The original trial was held before Mr Justice Floyd in the High Court in July 2012 and involved four patents owned by Apple. Mr Justice Floyd held that three of the patents were not valid and the remaining patent was not infringed. This decision was appealed in part. As HTC and Apple had settled their dispute, HTC did not take part in the appeal. However, Apple appealled the decision relating to the validity of two of their patents found invalid during the High Court trial, namely EP(UK) 2 098 948 and EP(UK) 1 964 022.
During the original trial, Mr Justice Floyd found EP(UK) 2 098 948 to be invalid for two reasons:
- It was found to be nothing more than a “computer program as such”
- It was found to be obvious. EP(UK) 1 964 022 was also found to be obvious.
Although the Appeal Court upheld the decision in respect of EP(UK) 1 964 022 and the obviousness finding in respect of EP(UK) 2 098 948, the Appeal Court overturned the decision that EP(UK) 2 098 948 was nothing more than a computer program as such. This may impact the UK IPO’s interpretation of the computer program exclusion.
EP(UK) 2 098 948 deals with the issue of multi-touch gestures. Specifically, certain multi-touch ‘flags’ are set if certain views on the screen can accept multi-touch gestures. If the multi-touch flag is not set, then a second, contemporaneous, touch on the view is ignored by the software. During the original trial, it was held that the claimed invention related to “a computer program as such” and so was excluded subject matter under UK law. However, the Court of Appeal found that Mr Justice Floyd incorrectly identified the contribution in a first aspect of the invention as simply laying in software processing multi-touch inputs and in a second aspect made it easier to write software for multi-touch devices.

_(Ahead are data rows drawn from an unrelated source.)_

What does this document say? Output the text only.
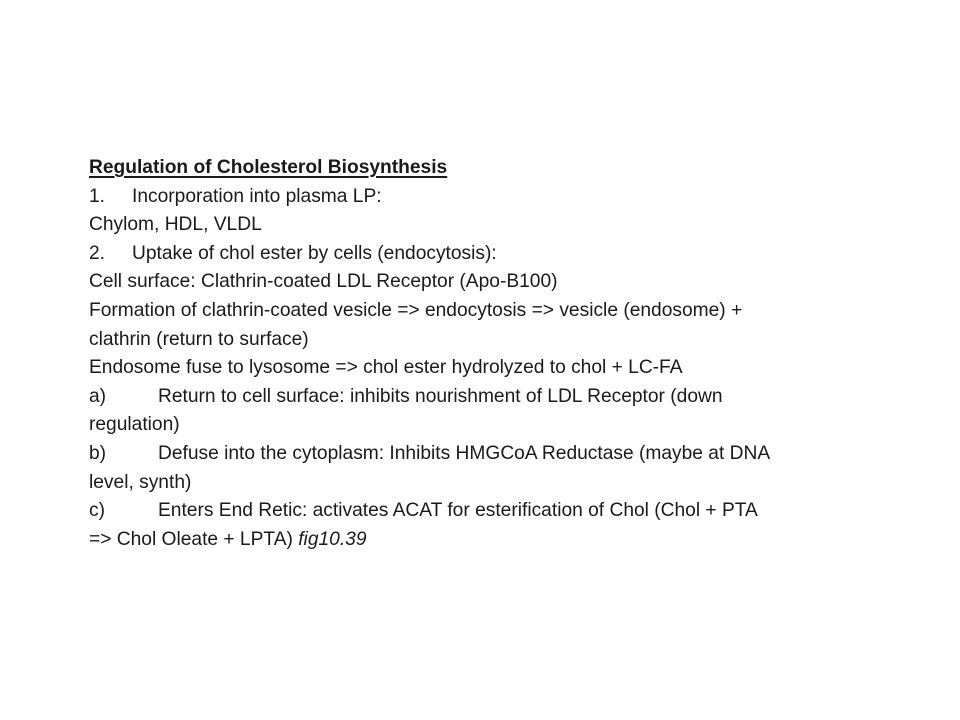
Regulation of Cholesterol Biosynthesis
1. Incorporation into plasma LP:
Chylom, HDL, VLDL
2. Uptake of chol ester by cells (endocytosis):
Cell surface: Clathrin-coated LDL Receptor (Apo-B100)
Formation of clathrin-coated vesicle => endocytosis => vesicle (endosome) +
clathrin (return to surface)
Endosome fuse to lysosome => chol ester hydrolyzed to chol + LC-FA
a)	Return to cell surface: inhibits nourishment of LDL Receptor (down
regulation)
b)	Defuse into the cytoplasm: Inhibits HMGCoA Reductase (maybe at DNA
level, synth)
c)	Enters End Retic: activates ACAT for esterification of Chol (Chol + PTA
=> Chol Oleate + LPTA) fig10.39
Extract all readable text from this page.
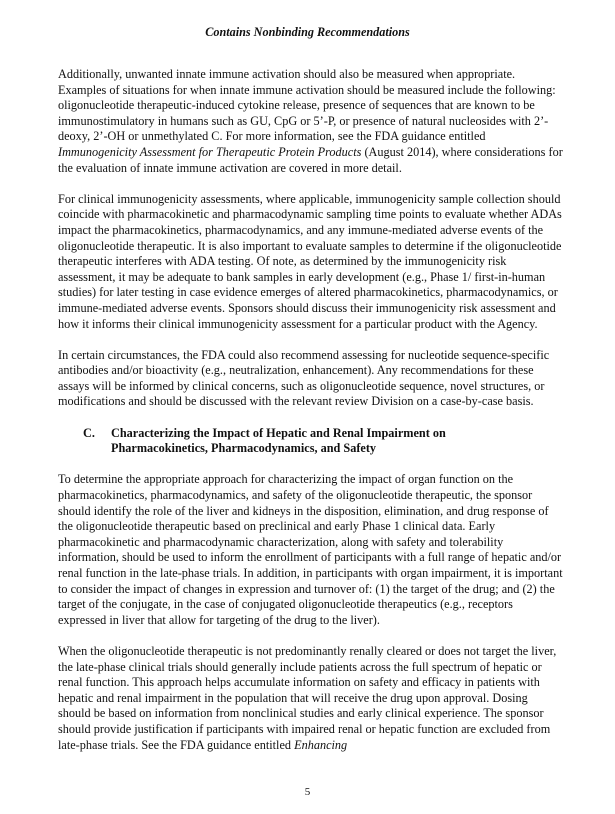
Contains Nonbinding Recommendations

Additionally, unwanted innate immune activation should also be measured when appropriate. Examples of situations for when innate immune activation should be measured include the following: oligonucleotide therapeutic-induced cytokine release, presence of sequences that are known to be immunostimulatory in humans such as GU, CpG or 5’-P, or presence of natural nucleosides with 2’-deoxy, 2’-OH or unmethylated C. For more information, see the FDA guidance entitled Immunogenicity Assessment for Therapeutic Protein Products (August 2014), where considerations for the evaluation of innate immune activation are covered in more detail.

For clinical immunogenicity assessments, where applicable, immunogenicity sample collection should coincide with pharmacokinetic and pharmacodynamic sampling time points to evaluate whether ADAs impact the pharmacokinetics, pharmacodynamics, and any immune-mediated adverse events of the oligonucleotide therapeutic. It is also important to evaluate samples to determine if the oligonucleotide therapeutic interferes with ADA testing. Of note, as determined by the immunogenicity risk assessment, it may be adequate to bank samples in early development (e.g., Phase 1/ first-in-human studies) for later testing in case evidence emerges of altered pharmacokinetics, pharmacodynamics, or immune-mediated adverse events. Sponsors should discuss their immunogenicity risk assessment and how it informs their clinical immunogenicity assessment for a particular product with the Agency.

In certain circumstances, the FDA could also recommend assessing for nucleotide sequence-specific antibodies and/or bioactivity (e.g., neutralization, enhancement). Any recommendations for these assays will be informed by clinical concerns, such as oligonucleotide sequence, novel structures, or modifications and should be discussed with the relevant review Division on a case-by-case basis.

C.	Characterizing the Impact of Hepatic and Renal Impairment on
Pharmacokinetics, Pharmacodynamics, and Safety

To determine the appropriate approach for characterizing the impact of organ function on the pharmacokinetics, pharmacodynamics, and safety of the oligonucleotide therapeutic, the sponsor should identify the role of the liver and kidneys in the disposition, elimination, and drug response of the oligonucleotide therapeutic based on preclinical and early Phase 1 clinical data. Early pharmacokinetic and pharmacodynamic characterization, along with safety and tolerability information, should be used to inform the enrollment of participants with a full range of hepatic and/or renal function in the late-phase trials. In addition, in participants with organ impairment, it is important to consider the impact of changes in expression and turnover of: (1) the target of the drug; and (2) the target of the conjugate, in the case of conjugated oligonucleotide therapeutics (e.g., receptors expressed in liver that allow for targeting of the drug to the liver).

When the oligonucleotide therapeutic is not predominantly renally cleared or does not target the liver, the late-phase clinical trials should generally include patients across the full spectrum of hepatic or renal function. This approach helps accumulate information on safety and efficacy in patients with hepatic and renal impairment in the population that will receive the drug upon approval. Dosing should be based on information from nonclinical studies and early clinical experience. The sponsor should provide justification if participants with impaired renal or hepatic function are excluded from late-phase trials. See the FDA guidance entitled Enhancing

5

Instead, Lord Justice Kitchin (for the Appeal Court) said that the problem which the invention addresses, namely how to deal with multiple simultaneous touches on a multi-touch device, is essentially technical. Further, dividing the screen into a number of views, and associating a multitouch flag to each view, essentially concerns the internal operation of the device. The fact that the solution is embodied as software is irrelevant and importantly, in paragraph 57 of the judgment, Lord Justice Kitchen said that:
an invention which is patentable in accordance with conventional patentable criteria does not become unpatentable because a computer program is used to implement it.
Lord Justice Lewison (for the Appeal Court) also commented in respect of the second aspect identified by Mr Justice Floyd that even if the contribution lay in making it easier to write software for a multi-touch device, this was not a computer program as such and should not be excluded.
This decision provides further evidence that the UK courts are taking a rather pragmatic view to the computer program exclusion, and look to the substance of invention rather than how the invention is embodied. This should provide further weight to the UK IPO to change their current restrictive view on the computer program exclusion.